Mario Alberto Carrera
Muchos hombres hablan dentro del hombre que vienen del pasado, del presente y del porvenir. Expresan sus deseos, sus temores, los fantasmas que los acosan o asustan, lo que quieren ser y lo que temen ser… Los sueños son cartas que estos hombres escriben -dentro de nosotros a nosotros mismos- para restablecer la gestalt que originalmente hubo en nuestra índole cuando aún vivíamos en consonancia con la naturaleza y no nos habíamos salido abruptamente de ella rompiendo la armonía y la unidad de nuestras diversas partes.
Yo me confieso un hombre escindido, pero cuyas partes, voces u hombres tratan apasionada y fervientemente unirse. Entre otras cosas mi teatro, mis novelas y mis cuentos me sirven para reintegrarme y expresan esa división. Por eso es que mis relatos y mi teatro (con excepción de Hogar, dulce hogar) culminan muchos en suicidio. El suicidio es la única salida que queda cuando las partes de una personalidad –de un carácter- no sólo están partidas, divididas, escindidas sino ya dispersas y completamente fragmentadas, sin posibilidad de volver a reintegrarse. Como después de una explosión nuclear.
Cuando sueño, comprendo que hay una o varias partes de mí que deben vivir lo prohibido (prohibido por la coerción o la explotación) sucedáneamente. Los sueños sustituyen (al igual que el arte) los placeres que la comunidad nos veda mediante el principio de la realidad. Pero a veces soy muy intolerante y pese a lo mucho que estudio y trato de profundizar en esa índole mía (del hombre dentro del hombre en lid consigo mismo) me regaño y me castigo implacable.
Cuando pierdo la cordura interior, me creo perfecto y me arrepiento de haber escrito lo que he publicado (sobe todo ficción) y de lo que sueño y odio inmisericordemente las voces que tratan de gritar dentro de mí, es decir, a los otros hombres (enanos y gigantes) que moran en mi carácter y cierro y cancelo toda correspondencia con ellos.
Tratamos de borrar el pretérito negando lo que hemos fantaseado o anhelado o hecho para sentirnos superiores no tanto ante los otros, como frente a nosotros mismos: implacable conciencia. Pero del inconsciente nadie se burla. Ahí está toda nuestra película y la de la humanidad entera. Está ahí el disquete filogenético y ontogenético. Está la grabación de nuestra biografía y la de la especie animal de donde provenimos.
Más atrás de los planos de donde se esconden enanos y gigantes (humanos) que vociferan todas las noches en nuestros sueños, está también el antropoide, el humanoide.

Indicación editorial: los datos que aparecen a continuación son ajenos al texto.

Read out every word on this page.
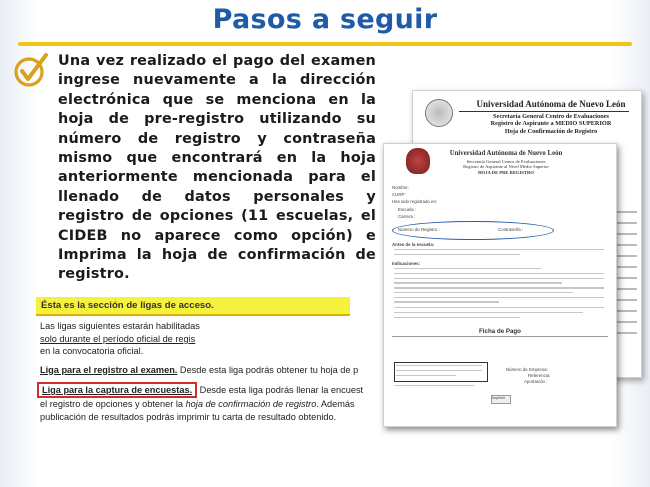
Pasos a seguir
Una vez realizado el pago del examen ingrese nuevamente a la dirección electrónica que se menciona en la hoja de pre-registro utilizando su número de registro y contraseña mismo que encontrará en la hoja anteriormente mencionada para el llenado de datos personales y registro de opciones (11 escuelas, el CIDEB no aparece como opción) e Imprima la hoja de confirmación de registro.
Ésta es la sección de ligas de acceso.

Las ligas siguientes estarán habilitadas solo durante el período oficial de regis
en la convocatoria oficial.

Liga para el registro al examen. Desde esta liga podrás obtener tu hoja de p

Liga para la captura de encuestas. Desde esta liga podrás llenar la encuest
el registro de opciones y obtener la hoja de confirmación de registro. Además
publicación de resultados podrás imprimir tu carta de resultado obtenido.

Universidad Autónoma de Nuevo León
Secretaría General Centro de Evaluaciones
Registro de Aspirante a MEDIO SUPERIOR
Hoja de Confirmación de Registro
Universidad Autónoma de Nuevo León
Secretaría General Centro de Evaluaciones
Registro de Aspirante al Nivel Medio Superior
HOJA DE PRE REGISTRO
Nombre:
CURP:
Has sido registrado en:
Escuela :
Carrera :
Número de Registro :	Contraseña :
Antes de la escuela:
Indicaciones:
Ficha de Pago
Número de Empresa:
Referencia:
Aportación :
Imprimir
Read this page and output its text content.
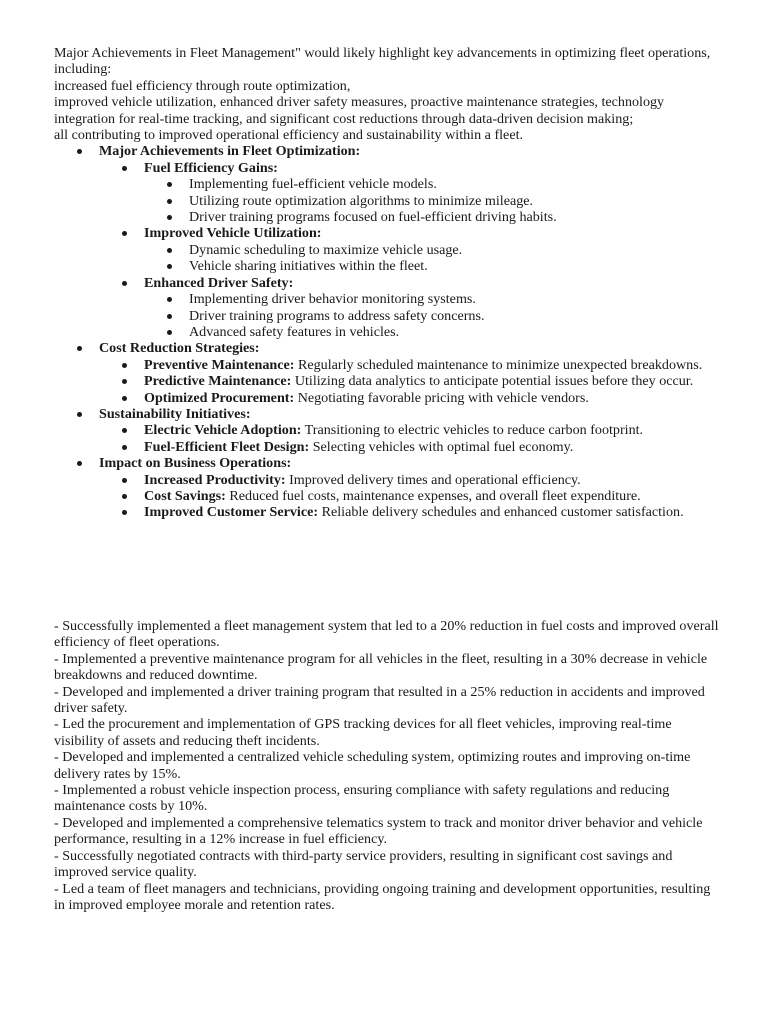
Major Achievements in Fleet Management" would likely highlight key advancements in optimizing fleet operations, including:

increased fuel efficiency through route optimization,

improved vehicle utilization, enhanced driver safety measures, proactive maintenance strategies, technology integration for real-time tracking, and significant cost reductions through data-driven decision making;

all contributing to improved operational efficiency and sustainability within a fleet.

Major Achievements in Fleet Optimization:
Fuel Efficiency Gains:
Implementing fuel-efficient vehicle models.
Utilizing route optimization algorithms to minimize mileage.
Driver training programs focused on fuel-efficient driving habits.
Improved Vehicle Utilization:
Dynamic scheduling to maximize vehicle usage.
Vehicle sharing initiatives within the fleet.
Enhanced Driver Safety:
Implementing driver behavior monitoring systems.
Driver training programs to address safety concerns.
Advanced safety features in vehicles.
Cost Reduction Strategies:
Preventive Maintenance: Regularly scheduled maintenance to minimize unexpected breakdowns.
Predictive Maintenance: Utilizing data analytics to anticipate potential issues before they occur.
Optimized Procurement: Negotiating favorable pricing with vehicle vendors.
Sustainability Initiatives:
Electric Vehicle Adoption: Transitioning to electric vehicles to reduce carbon footprint.
Fuel-Efficient Fleet Design: Selecting vehicles with optimal fuel economy.
Impact on Business Operations:
Increased Productivity: Improved delivery times and operational efficiency.
Cost Savings: Reduced fuel costs, maintenance expenses, and overall fleet expenditure.
Improved Customer Service: Reliable delivery schedules and enhanced customer satisfaction.

- Successfully implemented a fleet management system that led to a 20% reduction in fuel costs and improved overall efficiency of fleet operations.

- Implemented a preventive maintenance program for all vehicles in the fleet, resulting in a 30% decrease in vehicle breakdowns and reduced downtime.

- Developed and implemented a driver training program that resulted in a 25% reduction in accidents and improved driver safety.

- Led the procurement and implementation of GPS tracking devices for all fleet vehicles, improving real-time visibility of assets and reducing theft incidents.

- Developed and implemented a centralized vehicle scheduling system, optimizing routes and improving on-time delivery rates by 15%.

- Implemented a robust vehicle inspection process, ensuring compliance with safety regulations and reducing maintenance costs by 10%.

- Developed and implemented a comprehensive telematics system to track and monitor driver behavior and vehicle performance, resulting in a 12% increase in fuel efficiency.

- Successfully negotiated contracts with third-party service providers, resulting in significant cost savings and improved service quality.

- Led a team of fleet managers and technicians, providing ongoing training and development opportunities, resulting in improved employee morale and retention rates.
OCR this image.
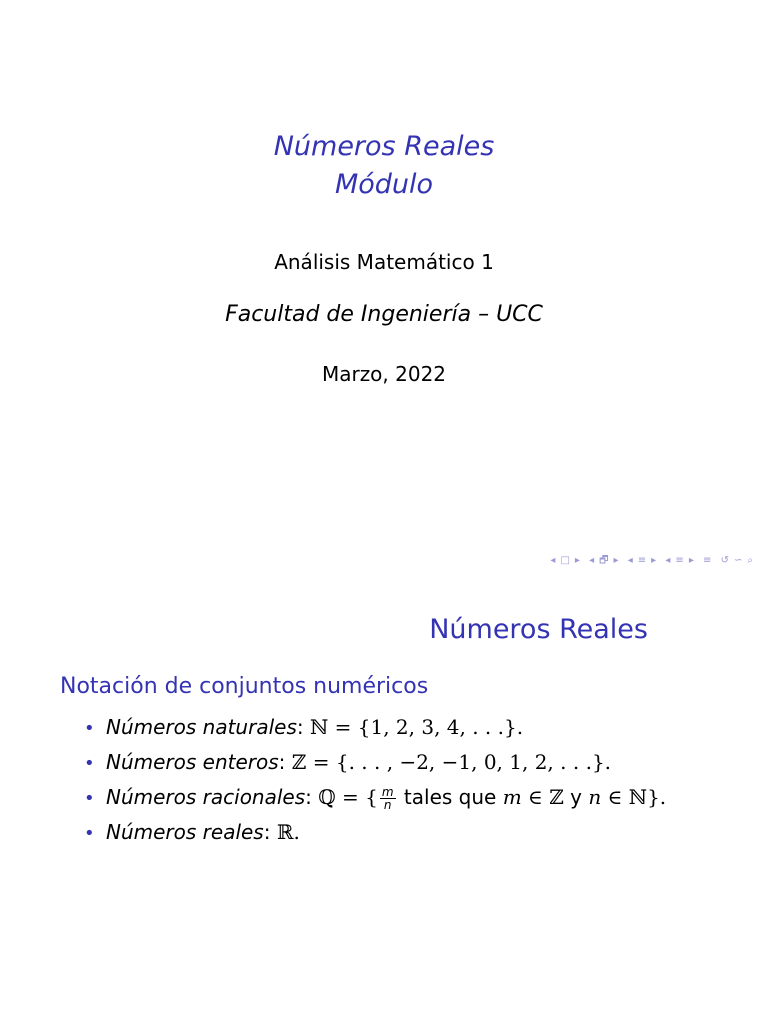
Números Reales
Módulo
Análisis Matemático 1
Facultad de Ingeniería – UCC
Marzo, 2022
◂ □ ▸ ◂ 🗗 ▸ ◂ ≡ ▸ ◂ ≡ ▸ ≡ ↺ ∽ ⌕
Números Reales
Notación de conjuntos numéricos
• Números naturales: ℕ = {1, 2, 3, 4, . . .}.
• Números enteros: ℤ = {. . . , −2, −1, 0, 1, 2, . . .}.
• Números racionales: ℚ = { $\frac{m}{n}$ tales que m ∈ ℤ y n ∈ ℕ}.
• Números reales: ℝ.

La voluptuosidad y lascivia que de allí emana es violenta como la vida y la ira es incontenible y eventualmente asesina.
Mas lo peor es acallarlos, ignorarlos, negarlos. Entonces se produce la venganza de la desesperación.
Si silenciamos las voces de la especie por mandato religioso (que nos ordena hacer brotar plumas donde brota rabo) podremos o tendremos que pagar con la histeria o la locura. El arte, los sueños aunque nos hostiguen tienen la misma esencia, el mismo origen que la tragedia y producen el equilibrio y estabilidad que la catarsis persigue y que no siempre consigue.
La vida del hombre es una continua guerra consigo mismo que se establece en la batalla entre lo que se nos ordena socialmente y lo que apetecemos voluptuosos pero también iracundos porque entre los dos polos nos sostenemos: ira y carnalidad.
La tragedia nos presenta al hombre desnudo danzando entre sus apetencias. El poder y el sexo. Nada más ilustrador de estas dos pasiones que Ricardo III o Macbeth de Shakespeare. Que también nos puede presentar el mismo tema de las pasiones sólo que edulcorado en Romeo y Julieta.
Hablo, discuto, peleo, agredo, abofeteo, seduzco o me suicidio en sueños. Pero cuando estos ya no son suficiente recipiente busco la autodestrucción y el odio. O el desesperado haraquiri de la fatal japonesa.